Abo

histoire40 ans après la découverte du sida, un douloureux travail de mémoire

Par Tessa Lanney le 08/06/2021
le 5 juin 1981 apparaissait une nouvelle maladie : le sida

Le 5 juin 1981, un article décrit pour la première fois les symptômes d'une maladie encore inconnue, provoquée par un virus nouveau : le VIH. De ces "années Sida" (1983-1995) demeure aujourd'hui un important travail d’archivage effectué par les associations LGBTQ+.

Depuis une trentaine d'années, les militants et les associations défendent le projet d’un centre d’archives LGBTQI+ autonome à Paris. Il est en discussion depuis les années 2000, mais c’est le film 120 battements par minutes qui a remis le projet sous les feux des projecteurs. Ainsi s’est créé le collectif Archives LGBTQI+, afin de préserver la mémoire des luttes qui ont marqué les années sida.

LIRE AUSSI >> VIH/sida : « On est encore loin de l’objectif zéro contamination »

Marc-Antoine Bartoli, qui vient de quitter ses fonctions à la présidence d’Act Up-Paris, association de lutte contre le VIH/sida, nous parle de la nécessité de conserver correctement ces archives et de perpétuer la mémoire de cette période importante de l'histoire gay.

En quoi le travail d’archivage sur les questions liées au VIH/sida est-il nécessaire ?

À l'époque, il y avait une démarche d’archives, mais à des fins politiques. C'était pour valoriser la perte, la mort. Elles permettaient de dénoncer l’inaction des politiques. Ainsi, si on a vu apparaître le patchwork des noms, c'était dans l’idée de garder une trace des morts du sida, d’en faire même des morts politiques.
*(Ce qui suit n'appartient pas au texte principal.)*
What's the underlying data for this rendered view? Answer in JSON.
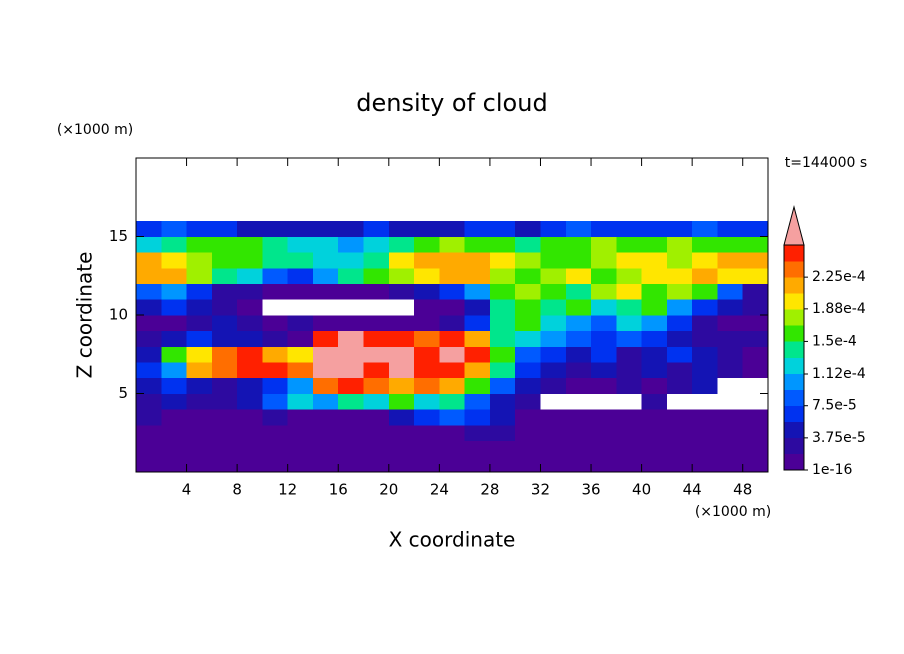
{
  "chart_data": {
    "type": "contour",
    "title": "density of cloud",
    "x_label": "X coordinate",
    "y_label": "Z coordinate",
    "x_unit": "(×1000 m)",
    "y_unit": "(×1000 m)",
    "annotation": "t=144000 s",
    "xlim": [
      0,
      50
    ],
    "ylim": [
      0,
      20
    ],
    "xticks": [
      4,
      8,
      12,
      16,
      20,
      24,
      28,
      32,
      36,
      40,
      44,
      48
    ],
    "yticks": [
      5,
      10,
      15
    ],
    "xbins": [
      0,
      2,
      4,
      6,
      8,
      10,
      12,
      14,
      16,
      18,
      20,
      22,
      24,
      26,
      28,
      30,
      32,
      34,
      36,
      38,
      40,
      42,
      44,
      46,
      48,
      50
    ],
    "ybins": [
      0,
      1,
      2,
      3,
      4,
      5,
      6,
      7,
      8,
      9,
      10,
      11,
      12,
      13,
      14,
      15,
      16
    ],
    "z": [
      [
        1e-05,
        1e-05,
        1e-05,
        1e-05,
        1e-05,
        1e-05,
        1e-05,
        1e-05,
        1e-05,
        1e-05,
        1e-05,
        1e-05,
        1e-05,
        1e-05,
        1e-05,
        1e-05,
        1e-05,
        1e-05,
        1e-05,
        1e-05,
        1e-05,
        1e-05,
        1e-05,
        1e-05,
        1e-05
      ],
      [
        1e-05,
        1e-05,
        1e-05,
        1e-05,
        1e-05,
        1e-05,
        1e-05,
        1e-05,
        1e-05,
        1e-05,
        1e-05,
        1e-05,
        1e-05,
        1e-05,
        1e-05,
        1e-05,
        1e-05,
        1e-05,
        1e-05,
        1e-05,
        1e-05,
        1e-05,
        1e-05,
        1e-05,
        1e-05
      ],
      [
        1e-05,
        1e-05,
        1e-05,
        1e-05,
        1e-05,
        1e-05,
        1e-05,
        1e-05,
        1e-05,
        1e-05,
        1e-05,
        1e-05,
        1e-05,
        2.5e-05,
        2.5e-05,
        1e-05,
        1e-05,
        1e-05,
        1e-05,
        1e-05,
        1e-05,
        1e-05,
        1e-05,
        1e-05,
        1e-05
      ],
      [
        2.5e-05,
        1e-05,
        1e-05,
        1e-05,
        1e-05,
        2.5e-05,
        1e-05,
        1e-05,
        1e-05,
        1e-05,
        4e-05,
        6e-05,
        8e-05,
        6e-05,
        4e-05,
        1e-05,
        1e-05,
        1e-05,
        1e-05,
        1e-05,
        1e-05,
        1e-05,
        1e-05,
        1e-05,
        1e-05
      ],
      [
        2.5e-05,
        4e-05,
        2.5e-05,
        2.5e-05,
        4e-05,
        8e-05,
        0.00012,
        0.0001,
        0.000135,
        0.00012,
        0.00016,
        0.00012,
        0.000135,
        8e-05,
        4e-05,
        2.5e-05,
        0,
        0,
        0,
        0,
        2.5e-05,
        0,
        0,
        0,
        0
      ],
      [
        4e-05,
        6e-05,
        4e-05,
        2.5e-05,
        4e-05,
        6e-05,
        0.0001,
        0.00023,
        0.00025,
        0.00023,
        0.00021,
        0.00023,
        0.00021,
        0.00016,
        8e-05,
        4e-05,
        2.5e-05,
        1e-05,
        1e-05,
        2.5e-05,
        1e-05,
        2.5e-05,
        4e-05,
        0,
        0
      ],
      [
        6e-05,
        0.0001,
        0.00021,
        0.00023,
        0.00025,
        0.00025,
        0.00023,
        0.00028,
        0.00028,
        0.00025,
        0.00028,
        0.00025,
        0.00025,
        0.00021,
        0.000135,
        6e-05,
        4e-05,
        2.5e-05,
        4e-05,
        2.5e-05,
        4e-05,
        2.5e-05,
        4e-05,
        2.5e-05,
        1e-05
      ],
      [
        4e-05,
        0.00016,
        0.000195,
        0.00023,
        0.00025,
        0.00021,
        0.000195,
        0.00028,
        0.00028,
        0.00028,
        0.00028,
        0.00025,
        0.00028,
        0.00025,
        0.00016,
        8e-05,
        6e-05,
        4e-05,
        6e-05,
        2.5e-05,
        4e-05,
        6e-05,
        4e-05,
        2.5e-05,
        1e-05
      ],
      [
        2.5e-05,
        4e-05,
        6e-05,
        4e-05,
        4e-05,
        2.5e-05,
        1e-05,
        0.00025,
        0.00028,
        0.00025,
        0.00025,
        0.00023,
        0.00025,
        0.00021,
        0.000135,
        0.00012,
        0.0001,
        8e-05,
        6e-05,
        8e-05,
        6e-05,
        4e-05,
        2.5e-05,
        2.5e-05,
        2.5e-05
      ],
      [
        1e-05,
        1e-05,
        2.5e-05,
        4e-05,
        2.5e-05,
        1e-05,
        2.5e-05,
        1e-05,
        1e-05,
        1e-05,
        1e-05,
        1e-05,
        2.5e-05,
        6e-05,
        0.000135,
        0.00016,
        0.00012,
        0.0001,
        8e-05,
        0.00012,
        0.0001,
        6e-05,
        2.5e-05,
        1e-05,
        1e-05
      ],
      [
        4e-05,
        6e-05,
        4e-05,
        2.5e-05,
        1e-05,
        0,
        0,
        0,
        0,
        0,
        0,
        1e-05,
        1e-05,
        4e-05,
        0.000135,
        0.00016,
        0.000135,
        0.00016,
        0.00012,
        0.000135,
        0.00016,
        0.0001,
        6e-05,
        4e-05,
        2.5e-05
      ],
      [
        8e-05,
        0.0001,
        6e-05,
        2.5e-05,
        2.5e-05,
        1e-05,
        1e-05,
        1e-05,
        1e-05,
        1e-05,
        2.5e-05,
        4e-05,
        6e-05,
        0.0001,
        0.00016,
        0.000175,
        0.00016,
        0.000135,
        0.000175,
        0.000195,
        0.00016,
        0.000175,
        0.00016,
        8e-05,
        2.5e-05
      ],
      [
        0.00021,
        0.00021,
        0.000175,
        0.000135,
        0.00012,
        8e-05,
        6e-05,
        0.0001,
        0.000135,
        0.00016,
        0.000175,
        0.000195,
        0.00021,
        0.00021,
        0.000175,
        0.00016,
        0.000175,
        0.000195,
        0.00016,
        0.000175,
        0.000195,
        0.000195,
        0.00021,
        0.000195,
        0.000195
      ],
      [
        0.00021,
        0.000195,
        0.000175,
        0.00016,
        0.00016,
        0.000135,
        0.000135,
        0.00012,
        0.00012,
        0.000135,
        0.000195,
        0.00021,
        0.00021,
        0.00021,
        0.000195,
        0.000175,
        0.00016,
        0.00016,
        0.000175,
        0.000195,
        0.000195,
        0.000175,
        0.000195,
        0.00021,
        0.00021
      ],
      [
        0.00012,
        0.000135,
        0.00016,
        0.00016,
        0.00016,
        0.000135,
        0.00012,
        0.00012,
        0.0001,
        0.00012,
        0.000135,
        0.00016,
        0.000175,
        0.00016,
        0.00016,
        0.000135,
        0.00016,
        0.00016,
        0.000175,
        0.00016,
        0.00016,
        0.000175,
        0.00016,
        0.00016,
        0.00016
      ],
      [
        6e-05,
        8e-05,
        6e-05,
        6e-05,
        4e-05,
        4e-05,
        4e-05,
        4e-05,
        4e-05,
        6e-05,
        4e-05,
        4e-05,
        4e-05,
        6e-05,
        6e-05,
        4e-05,
        6e-05,
        8e-05,
        6e-05,
        6e-05,
        6e-05,
        6e-05,
        8e-05,
        6e-05,
        6e-05
      ]
    ],
    "colorbar": {
      "levels": [
        1e-16,
        1.875e-05,
        3.75e-05,
        5.625e-05,
        7.5e-05,
        9.375e-05,
        0.0001125,
        0.00013125,
        0.00015,
        0.00016875,
        0.0001875,
        0.00020625,
        0.000225,
        0.00024375,
        0.0002625
      ],
      "colors": [
        "#4b0096",
        "#2d0aa0",
        "#1414b4",
        "#0032f0",
        "#005aff",
        "#0096ff",
        "#00d2dc",
        "#00e68c",
        "#32e600",
        "#a0f000",
        "#ffe600",
        "#ffaa00",
        "#ff6e00",
        "#ff2000"
      ],
      "extend_color": "#f5a0a0",
      "ticks": [
        {
          "value": 1e-16,
          "label": "1e-16"
        },
        {
          "value": 3.75e-05,
          "label": "3.75e-5"
        },
        {
          "value": 7.5e-05,
          "label": "7.5e-5"
        },
        {
          "value": 0.000112,
          "label": "1.12e-4"
        },
        {
          "value": 0.00015,
          "label": "1.5e-4"
        },
        {
          "value": 0.000188,
          "label": "1.88e-4"
        },
        {
          "value": 0.000225,
          "label": "2.25e-4"
        }
      ]
    }
  }
}
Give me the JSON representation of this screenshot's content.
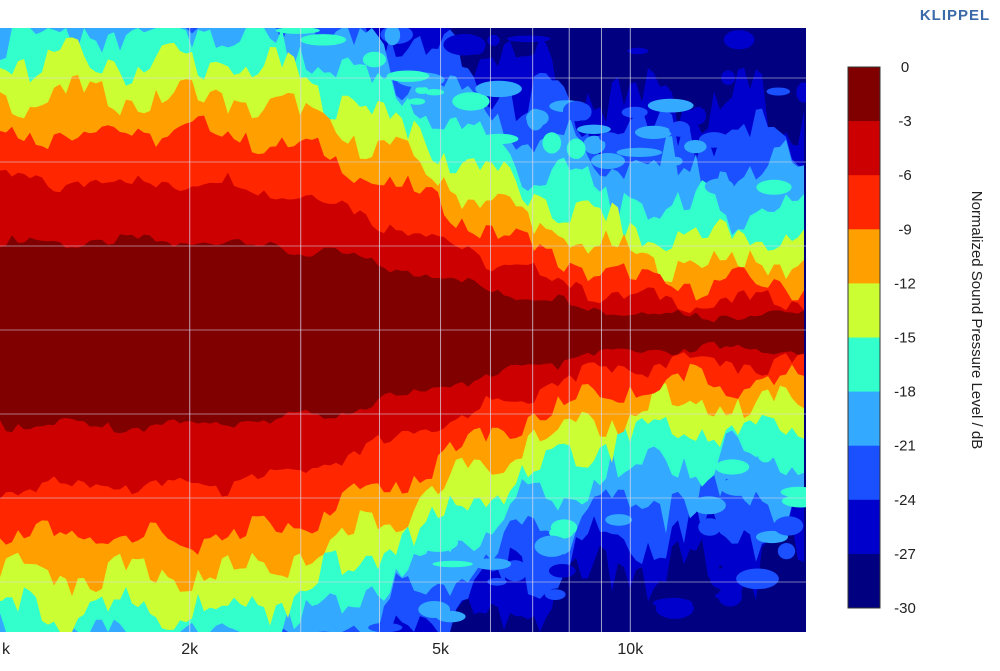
{
  "brand": "KLIPPEL",
  "chart_data": {
    "type": "heatmap",
    "title": "",
    "xlabel": "",
    "x_scale": "log",
    "x_ticks": [
      {
        "value": 1000,
        "label": "k"
      },
      {
        "value": 2000,
        "label": "2k"
      },
      {
        "value": 5000,
        "label": "5k"
      },
      {
        "value": 10000,
        "label": "10k"
      }
    ],
    "x_gridlines": [
      2000,
      3000,
      4000,
      5000,
      6000,
      7000,
      8000,
      9000,
      10000
    ],
    "colorbar": {
      "label": "Normalized Sound Pressure Level / dB",
      "range": [
        -30,
        0
      ],
      "ticks": [
        "0",
        "-3",
        "-6",
        "-9",
        "-12",
        "-15",
        "-18",
        "-21",
        "-24",
        "-27",
        "-30"
      ],
      "colors": [
        "#800000",
        "#cc0000",
        "#ff2600",
        "#ffa000",
        "#ccff33",
        "#33ffcc",
        "#33aaff",
        "#1a50ff",
        "#0000cc",
        "#000080"
      ]
    },
    "grid": true
  }
}
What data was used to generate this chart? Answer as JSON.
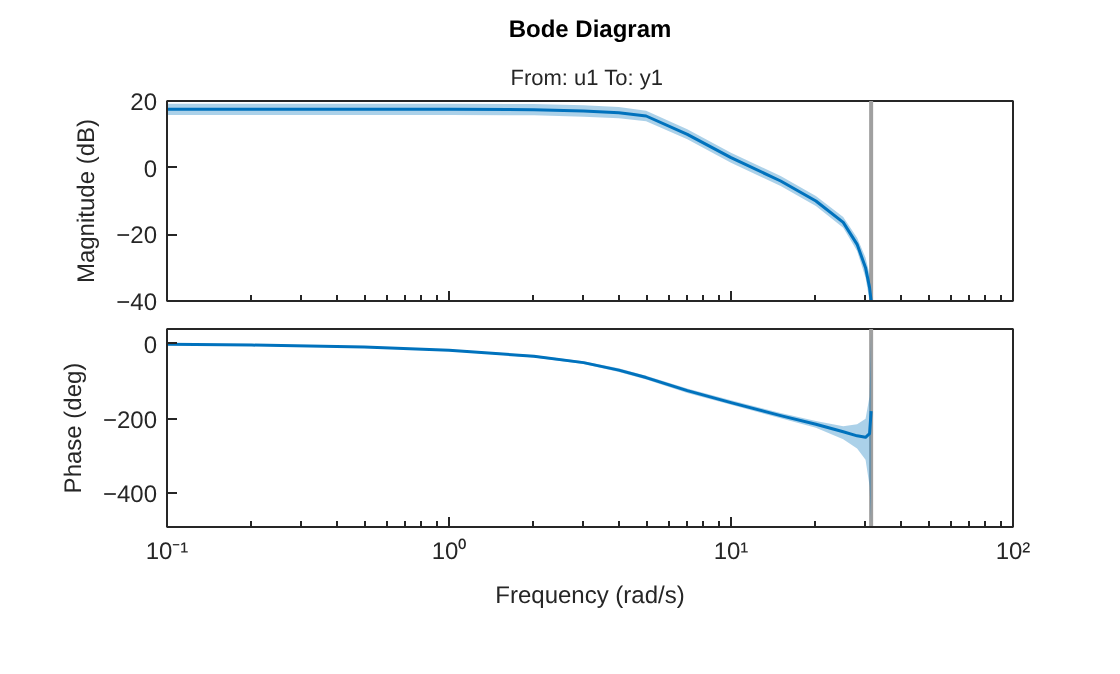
{
  "chart_data": [
    {
      "type": "line",
      "title": "Bode Diagram",
      "subtitle": "From: u1  To: y1",
      "ylabel": "Magnitude (dB)",
      "x": [
        0.1,
        0.2,
        0.5,
        1,
        2,
        3,
        4,
        5,
        7,
        10,
        15,
        20,
        25,
        28,
        30,
        31,
        31.4
      ],
      "series": [
        {
          "color": "#0072bd",
          "values": [
            17.5,
            17.5,
            17.5,
            17.5,
            17.4,
            17,
            16.5,
            15.5,
            10,
            3,
            -4,
            -10,
            -16.4,
            -23,
            -30,
            -36,
            -40
          ],
          "lower": [
            15.8,
            15.8,
            15.8,
            15.8,
            15.7,
            15.3,
            14.8,
            13.9,
            8.5,
            1.5,
            -5.5,
            -11.5,
            -18,
            -25,
            -33,
            -40,
            -40
          ],
          "upper": [
            19.2,
            19.2,
            19.2,
            19.2,
            19.1,
            18.7,
            18.2,
            17.1,
            11.5,
            4.5,
            -2.5,
            -8.5,
            -14.8,
            -21,
            -27,
            -32,
            -40
          ]
        }
      ],
      "xlim": [
        0.1,
        100
      ],
      "ylim": [
        -40,
        20
      ],
      "xticks": [
        {
          "value": 0.1,
          "label": null
        },
        {
          "value": 1,
          "label": null
        },
        {
          "value": 10,
          "label": null
        },
        {
          "value": 100,
          "label": null
        }
      ],
      "yticks": [
        -40,
        -20,
        0,
        20
      ],
      "log": "x",
      "tick_labels": "y",
      "ref_lines": [
        {
          "axis": "x",
          "value": 31.4,
          "color": "#a0a0a0"
        }
      ]
    },
    {
      "type": "line",
      "xlabel": "Frequency (rad/s)",
      "ylabel": "Phase (deg)",
      "x": [
        0.1,
        0.2,
        0.5,
        1,
        2,
        3,
        4,
        5,
        7,
        10,
        15,
        20,
        25,
        28,
        30,
        31,
        31.4
      ],
      "series": [
        {
          "color": "#0072bd",
          "values": [
            -1,
            -3,
            -8,
            -17,
            -33,
            -50,
            -70,
            -90,
            -125,
            -157,
            -192,
            -215,
            -235,
            -246,
            -250,
            -240,
            -180
          ],
          "lower": [
            -3,
            -5,
            -10,
            -19,
            -36,
            -54,
            -75,
            -95,
            -131,
            -163,
            -199,
            -224,
            -255,
            -280,
            -310,
            -380,
            -480
          ],
          "upper": [
            1,
            -1,
            -6,
            -15,
            -30,
            -46,
            -65,
            -85,
            -119,
            -151,
            -185,
            -206,
            -220,
            -215,
            -200,
            -140,
            30
          ]
        }
      ],
      "xlim": [
        0.1,
        100
      ],
      "ylim": [
        -490,
        40
      ],
      "xticks": [
        {
          "value": 0.1,
          "label": "10⁻¹"
        },
        {
          "value": 1,
          "label": "10⁰"
        },
        {
          "value": 10,
          "label": "10¹"
        },
        {
          "value": 100,
          "label": "10²"
        }
      ],
      "yticks": [
        -400,
        -200,
        0
      ],
      "log": "x",
      "ref_lines": [
        {
          "axis": "x",
          "value": 31.4,
          "color": "#a0a0a0"
        }
      ]
    }
  ]
}
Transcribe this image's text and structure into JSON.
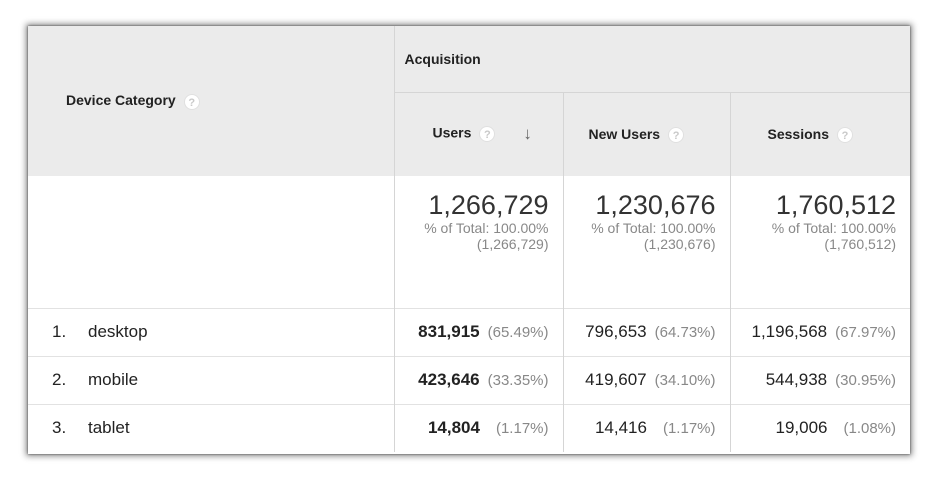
{
  "header": {
    "dimension_label": "Device Category",
    "group_label": "Acquisition",
    "columns": [
      {
        "label": "Users"
      },
      {
        "label": "New Users"
      },
      {
        "label": "Sessions"
      }
    ],
    "help_glyph": "?",
    "sort_glyph": "↓"
  },
  "totals": [
    {
      "value": "1,266,729",
      "pct_line": "% of Total: 100.00%",
      "abs_line": "(1,266,729)"
    },
    {
      "value": "1,230,676",
      "pct_line": "% of Total: 100.00%",
      "abs_line": "(1,230,676)"
    },
    {
      "value": "1,760,512",
      "pct_line": "% of Total: 100.00%",
      "abs_line": "(1,760,512)"
    }
  ],
  "rows": [
    {
      "index": "1.",
      "name": "desktop",
      "users": "831,915",
      "users_pct": "(65.49%)",
      "new_users": "796,653",
      "new_users_pct": "(64.73%)",
      "sessions": "1,196,568",
      "sessions_pct": "(67.97%)"
    },
    {
      "index": "2.",
      "name": "mobile",
      "users": "423,646",
      "users_pct": "(33.35%)",
      "new_users": "419,607",
      "new_users_pct": "(34.10%)",
      "sessions": "544,938",
      "sessions_pct": "(30.95%)"
    },
    {
      "index": "3.",
      "name": "tablet",
      "users": "14,804",
      "users_pct": "(1.17%)",
      "new_users": "14,416",
      "new_users_pct": "(1.17%)",
      "sessions": "19,006",
      "sessions_pct": "(1.08%)"
    }
  ]
}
Cette logique est-elle différente aujourd'hui ?

Aujourd’hui, on est davantage dans une logique mémorielle, de célébration et de commémoration communautaire. Le travail de mémoire qu’on essaie de faire autour de cette question-là est assez récent. Il passe notamment par la création de centres d’archives afin de valoriser la mémoire LGBT/sida.

Quels objets et documents peut-on trouver dans les archives de l'époque sur le VIH/sida ?

Les archives d’Act Up et sur le sida en général sont variées. On peut avoir des archives administratives, des rapports d’activité, des notes de réunions, des comptes rendus, ce genre de choses. Tout ce qui alimente la vie associative. Ensuite, on a tout l’attirail militant : des flyers, des affiches, des tracts, des objets en deux dimensions, en trois dimensions... On peut aussi avoir des tas de choses plus personnelles : photos, vidéos, notes, des œuvres d’art aussi ou encore, des vêtements.

Comment a-t-on récupéré les objets personnels ?

À l’époque, il n’y avait pas d’alternative quand quelqu'un mourait du sida : soit quelques amis qui avaient de l’espace pouvaient garder, soit ça partait directement à la benne. On comprend mieux la charge de ces objets, qui ont déjà échappé une fois à la disparition. Ce sont des objets très précieux, même quand il sont a priori complètement anodins.

Aujourd’hui, quels sont les enjeux autour de ces archives ?

Aujourd’hui, on veut un centre des archives pour ne pas oublier ce qu'il s’est passé il y a 40 ans. À Act Up, quand on a donné nos documents aux archives nationales et au Mucem, tout n’a pas été numérisé et parfois ça nous pose problème. On a un site internet d’archives et si on veut avoir accès à des notes internes, à des vidéos ou à des photos, c’est un gros souci.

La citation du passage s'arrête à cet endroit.